ADVANCED HNBR ELASTOMERIC COMPOUND FOR HEAT RESISTANT SEALING PROFILES PROCESSED BY CONTINUOUS HOT-AIR VULCANIZATION
Dr. A. Amash
Hydrogenated Nitrile Butadiene Rubber (HNBR) is one of the most interesting and expensive high-performance elastomers. It combines good physical and chemical properties including long-term temperature resistance. However, the thermal-mechanical behavior is a function of some factors, preliminary the chemical composition of the rubber compound. HNBR products are widely used in automotive and industrial applications and based on peroxide curing for better compression set and heat resistance. Therefore, HNBR is usually processed by compression/injection molding, i.e., vulcanized under pressure.
In this study, a new tailor-made HNBR compound was successfully developed to meet specific severe requirements regarding process and properties. The most important and challenging demands were: processability/suitability for extrusion of wide profiles, smooth and solid rubber profile for reliable sealing gaskets, workable peroxide cure system for continuous pressure-less hot-air vulcanization, extremely high temperature resistance and excellent compression set, lifetime at elevated temperatures >10 years, reasonable price of the final rubber compound. The post-cured product had to be tested and approved according to requirements based on international standards.
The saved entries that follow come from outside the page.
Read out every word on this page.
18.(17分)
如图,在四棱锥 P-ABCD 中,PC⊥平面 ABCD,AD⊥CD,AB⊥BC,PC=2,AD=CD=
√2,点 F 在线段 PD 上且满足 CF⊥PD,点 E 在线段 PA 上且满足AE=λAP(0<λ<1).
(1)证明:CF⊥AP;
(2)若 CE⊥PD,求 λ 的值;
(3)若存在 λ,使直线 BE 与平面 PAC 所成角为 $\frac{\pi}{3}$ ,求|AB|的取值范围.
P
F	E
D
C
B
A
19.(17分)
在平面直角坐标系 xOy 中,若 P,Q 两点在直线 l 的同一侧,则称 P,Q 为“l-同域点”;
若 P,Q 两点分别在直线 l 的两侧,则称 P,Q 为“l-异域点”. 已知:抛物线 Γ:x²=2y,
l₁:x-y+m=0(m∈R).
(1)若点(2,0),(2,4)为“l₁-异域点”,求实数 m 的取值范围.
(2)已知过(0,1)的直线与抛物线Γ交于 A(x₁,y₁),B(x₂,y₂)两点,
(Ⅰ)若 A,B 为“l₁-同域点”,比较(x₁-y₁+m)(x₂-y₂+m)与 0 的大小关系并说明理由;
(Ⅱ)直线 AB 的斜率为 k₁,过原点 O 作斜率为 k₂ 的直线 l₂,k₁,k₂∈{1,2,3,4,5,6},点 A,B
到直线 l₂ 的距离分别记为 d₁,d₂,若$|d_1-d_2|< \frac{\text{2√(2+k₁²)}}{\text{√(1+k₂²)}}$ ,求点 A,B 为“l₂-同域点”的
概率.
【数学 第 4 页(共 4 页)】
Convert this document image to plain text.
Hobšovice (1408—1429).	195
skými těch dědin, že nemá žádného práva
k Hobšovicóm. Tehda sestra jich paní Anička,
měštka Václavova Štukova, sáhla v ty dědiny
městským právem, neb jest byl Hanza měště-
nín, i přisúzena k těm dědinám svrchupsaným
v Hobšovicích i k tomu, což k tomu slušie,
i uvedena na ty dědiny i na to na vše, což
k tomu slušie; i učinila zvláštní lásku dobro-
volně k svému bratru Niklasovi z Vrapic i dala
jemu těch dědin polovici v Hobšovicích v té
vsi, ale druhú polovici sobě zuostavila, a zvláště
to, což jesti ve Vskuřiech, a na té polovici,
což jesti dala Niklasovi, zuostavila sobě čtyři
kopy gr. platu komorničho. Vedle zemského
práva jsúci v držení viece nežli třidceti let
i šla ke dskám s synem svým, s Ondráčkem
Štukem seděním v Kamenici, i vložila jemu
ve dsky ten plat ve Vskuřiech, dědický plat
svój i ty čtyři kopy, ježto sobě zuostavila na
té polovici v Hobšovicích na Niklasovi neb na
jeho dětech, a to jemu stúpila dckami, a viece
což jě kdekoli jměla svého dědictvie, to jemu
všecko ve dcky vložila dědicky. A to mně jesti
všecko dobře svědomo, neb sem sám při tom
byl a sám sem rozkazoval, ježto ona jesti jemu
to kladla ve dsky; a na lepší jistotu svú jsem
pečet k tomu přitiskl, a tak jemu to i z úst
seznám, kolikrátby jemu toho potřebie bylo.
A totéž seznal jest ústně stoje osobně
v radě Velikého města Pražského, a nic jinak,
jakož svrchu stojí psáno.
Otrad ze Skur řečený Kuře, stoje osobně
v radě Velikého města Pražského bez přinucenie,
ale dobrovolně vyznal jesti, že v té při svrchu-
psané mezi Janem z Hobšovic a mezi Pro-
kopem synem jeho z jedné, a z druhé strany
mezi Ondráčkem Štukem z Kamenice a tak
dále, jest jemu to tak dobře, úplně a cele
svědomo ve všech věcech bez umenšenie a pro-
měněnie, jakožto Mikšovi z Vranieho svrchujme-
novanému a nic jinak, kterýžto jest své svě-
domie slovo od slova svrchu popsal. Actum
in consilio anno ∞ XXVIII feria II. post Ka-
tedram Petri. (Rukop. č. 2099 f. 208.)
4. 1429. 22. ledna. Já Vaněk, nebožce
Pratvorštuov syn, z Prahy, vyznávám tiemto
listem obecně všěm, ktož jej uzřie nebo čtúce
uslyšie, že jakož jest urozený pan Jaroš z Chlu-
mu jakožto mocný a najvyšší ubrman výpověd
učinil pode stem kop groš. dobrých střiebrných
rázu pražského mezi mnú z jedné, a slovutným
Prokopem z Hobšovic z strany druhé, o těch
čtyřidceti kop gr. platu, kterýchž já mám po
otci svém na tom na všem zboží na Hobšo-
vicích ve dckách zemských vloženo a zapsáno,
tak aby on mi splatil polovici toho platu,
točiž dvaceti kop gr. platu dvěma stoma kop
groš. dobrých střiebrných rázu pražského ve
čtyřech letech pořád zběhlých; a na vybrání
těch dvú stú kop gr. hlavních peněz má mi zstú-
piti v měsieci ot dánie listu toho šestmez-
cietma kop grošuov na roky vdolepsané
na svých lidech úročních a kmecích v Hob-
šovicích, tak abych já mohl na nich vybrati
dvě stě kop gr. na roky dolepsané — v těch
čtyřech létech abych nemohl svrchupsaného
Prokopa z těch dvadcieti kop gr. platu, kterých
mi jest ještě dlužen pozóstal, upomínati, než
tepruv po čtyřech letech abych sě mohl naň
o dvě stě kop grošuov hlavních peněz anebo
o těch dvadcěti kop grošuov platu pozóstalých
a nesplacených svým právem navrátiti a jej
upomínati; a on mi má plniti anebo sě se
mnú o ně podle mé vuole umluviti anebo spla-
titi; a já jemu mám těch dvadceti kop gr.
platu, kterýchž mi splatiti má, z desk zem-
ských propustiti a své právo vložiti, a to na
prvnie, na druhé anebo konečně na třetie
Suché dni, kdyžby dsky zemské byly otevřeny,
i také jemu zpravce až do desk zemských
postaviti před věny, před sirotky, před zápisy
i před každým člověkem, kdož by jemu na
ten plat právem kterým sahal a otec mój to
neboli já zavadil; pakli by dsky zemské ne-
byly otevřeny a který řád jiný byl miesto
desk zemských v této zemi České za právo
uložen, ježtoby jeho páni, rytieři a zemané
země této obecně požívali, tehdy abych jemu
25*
Different types of HNBR and other ingredients were used and tested regarding efficiency and dosage, in order to develop and optimize the unique rubber compound formulation. These components are crucial for consistent processing (e.g. mixing, extrusion, curing etc.) as well as for a reliable sealing application of the final product (e.g. good compression set and aging resistance at very high temperatures). We succeeded to develop the rubber compound and adjust the product features to fit all challenging requirements mentioned above. A thoroughly optimized post-cure stage at the end of an efficient profile production process was found to be necessary, in order to gain a perfect sealing capability at elevated temperatures. For example, an excellent compression set of maximum 20% at a very high temperature of 150°C could be clearly reached.